Syria has attracted overseas investment totalling around $28 billion so far this year, President Ahmed Al Sharaa said on Wednesday at the Future Investment Initiative (FII) in Riyadh.
Sharaa said in a session attended by Saudi Crown Prince Mohammed Bin Salman that Syrian laws have been amended to allow foreign investors to transfer funds out of the country.
“We want to rebuild Syria via investments,” Sharaa said, adding the world can benefit from it as a “trade corridor.”
An address by Sharaa to global finance, banking and energy leaders would have been unthinkable just a few years ago.
The president cited the figure while speaking in Saudi capital Riyadh at the Future Investment Initiative conference, where he was touted as a special guest during the ninth-edition of the forum.

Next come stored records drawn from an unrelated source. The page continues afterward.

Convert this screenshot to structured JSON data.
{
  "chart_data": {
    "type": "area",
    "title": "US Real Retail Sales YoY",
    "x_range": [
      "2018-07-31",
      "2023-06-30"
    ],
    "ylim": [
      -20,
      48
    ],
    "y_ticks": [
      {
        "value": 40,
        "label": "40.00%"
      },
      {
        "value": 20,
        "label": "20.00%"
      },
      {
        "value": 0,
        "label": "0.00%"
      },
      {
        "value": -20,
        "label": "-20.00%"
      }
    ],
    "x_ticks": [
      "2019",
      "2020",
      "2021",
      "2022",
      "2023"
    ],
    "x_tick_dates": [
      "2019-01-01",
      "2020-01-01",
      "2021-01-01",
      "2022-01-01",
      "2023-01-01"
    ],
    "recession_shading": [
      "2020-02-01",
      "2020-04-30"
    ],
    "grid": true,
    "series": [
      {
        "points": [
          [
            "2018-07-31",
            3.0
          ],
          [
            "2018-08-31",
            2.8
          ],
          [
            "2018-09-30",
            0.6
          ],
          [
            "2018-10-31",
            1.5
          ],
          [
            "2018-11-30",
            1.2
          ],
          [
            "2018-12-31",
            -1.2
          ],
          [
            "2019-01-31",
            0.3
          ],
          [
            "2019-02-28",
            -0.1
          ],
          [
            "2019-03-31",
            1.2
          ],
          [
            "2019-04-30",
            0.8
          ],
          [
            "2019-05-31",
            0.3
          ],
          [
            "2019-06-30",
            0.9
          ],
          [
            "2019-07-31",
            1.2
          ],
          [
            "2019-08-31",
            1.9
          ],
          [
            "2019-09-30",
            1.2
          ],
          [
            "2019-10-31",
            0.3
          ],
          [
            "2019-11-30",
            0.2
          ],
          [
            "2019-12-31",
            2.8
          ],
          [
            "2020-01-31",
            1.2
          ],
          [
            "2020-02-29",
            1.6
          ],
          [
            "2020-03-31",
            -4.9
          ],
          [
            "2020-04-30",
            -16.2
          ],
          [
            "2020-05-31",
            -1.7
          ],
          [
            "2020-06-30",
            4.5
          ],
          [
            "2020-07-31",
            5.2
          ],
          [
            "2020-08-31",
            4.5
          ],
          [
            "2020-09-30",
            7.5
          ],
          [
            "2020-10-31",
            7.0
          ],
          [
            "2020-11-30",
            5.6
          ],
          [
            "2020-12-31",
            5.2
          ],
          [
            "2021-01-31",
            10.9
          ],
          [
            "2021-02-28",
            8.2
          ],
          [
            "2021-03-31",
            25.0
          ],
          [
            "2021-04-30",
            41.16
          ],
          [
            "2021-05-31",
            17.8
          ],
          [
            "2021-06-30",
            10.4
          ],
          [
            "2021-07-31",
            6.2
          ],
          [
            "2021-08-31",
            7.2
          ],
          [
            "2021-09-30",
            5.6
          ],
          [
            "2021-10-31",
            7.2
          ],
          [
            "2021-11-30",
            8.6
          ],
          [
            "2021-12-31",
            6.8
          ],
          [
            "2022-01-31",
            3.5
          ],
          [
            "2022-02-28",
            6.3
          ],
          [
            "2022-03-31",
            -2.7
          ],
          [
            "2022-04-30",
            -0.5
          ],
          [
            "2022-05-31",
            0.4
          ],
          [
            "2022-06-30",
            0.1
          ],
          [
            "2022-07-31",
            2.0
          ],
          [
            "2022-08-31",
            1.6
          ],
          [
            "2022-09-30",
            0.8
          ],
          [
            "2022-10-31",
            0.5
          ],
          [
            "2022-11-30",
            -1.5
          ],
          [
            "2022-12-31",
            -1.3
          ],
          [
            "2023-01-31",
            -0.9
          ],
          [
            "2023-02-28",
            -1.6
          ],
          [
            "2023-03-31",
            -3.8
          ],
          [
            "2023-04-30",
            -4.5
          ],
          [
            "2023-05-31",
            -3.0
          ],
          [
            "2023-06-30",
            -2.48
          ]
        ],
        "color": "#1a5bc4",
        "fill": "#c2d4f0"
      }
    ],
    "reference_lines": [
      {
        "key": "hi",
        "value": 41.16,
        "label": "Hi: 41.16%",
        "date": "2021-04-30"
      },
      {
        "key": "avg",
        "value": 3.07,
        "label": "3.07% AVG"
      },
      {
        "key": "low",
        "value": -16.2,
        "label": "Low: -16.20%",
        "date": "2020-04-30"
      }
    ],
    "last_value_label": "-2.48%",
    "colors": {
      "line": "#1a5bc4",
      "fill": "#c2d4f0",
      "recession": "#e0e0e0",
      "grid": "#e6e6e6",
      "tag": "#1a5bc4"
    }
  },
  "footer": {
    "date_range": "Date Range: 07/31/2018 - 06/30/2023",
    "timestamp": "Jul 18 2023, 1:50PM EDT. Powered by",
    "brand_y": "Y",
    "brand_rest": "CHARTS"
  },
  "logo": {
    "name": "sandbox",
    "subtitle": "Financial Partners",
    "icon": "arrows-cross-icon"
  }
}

Crown Prince Mohammed Bin Salman joined the audience at the panel where the Syrian president was speaking.
Since Bashar Al Assad’s fall, “investments amounting to approximately 28 billion dollars have entered” the country, Sharaa said.
“The opportunity in Syria is enormous, and there’s room for everyone,” he added in a bid to assure potential investors at the conference.
“I believe that today the world will benefit greatly from Syria. It will be an important commercial hub for transporting goods,” said the president.
Syria has begun the mammoth task of trying to rebuild its shattered economy, after over a decade of war saw tens of thousands killed, millions displaced and cities flattened.
For decades, the country was also unable to secure significant investments due to layers of sanctions targeting its government.
Earlier this month, the World Bank put a “conservative best estimate” of the cost of rebuilding Syria at $216 billion.
Since the overthrow of Assad last year, Saudi Arabia has been courting Damascus’s new leaders, as the kingdom seeks to draw closer the country long dominated by Iran and Russia.
In May, the Saudi Crown Prince convinced US President Donald Trump to promise to lift Syria sanctions.
He also arranged a landmark meeting between Trump and Sharaa, a former jihadist who spent five years in US custody in Iraq.
In April, Riyadh vowed alongside Qatar to settle $15 million in Syrian debt to the World Bank.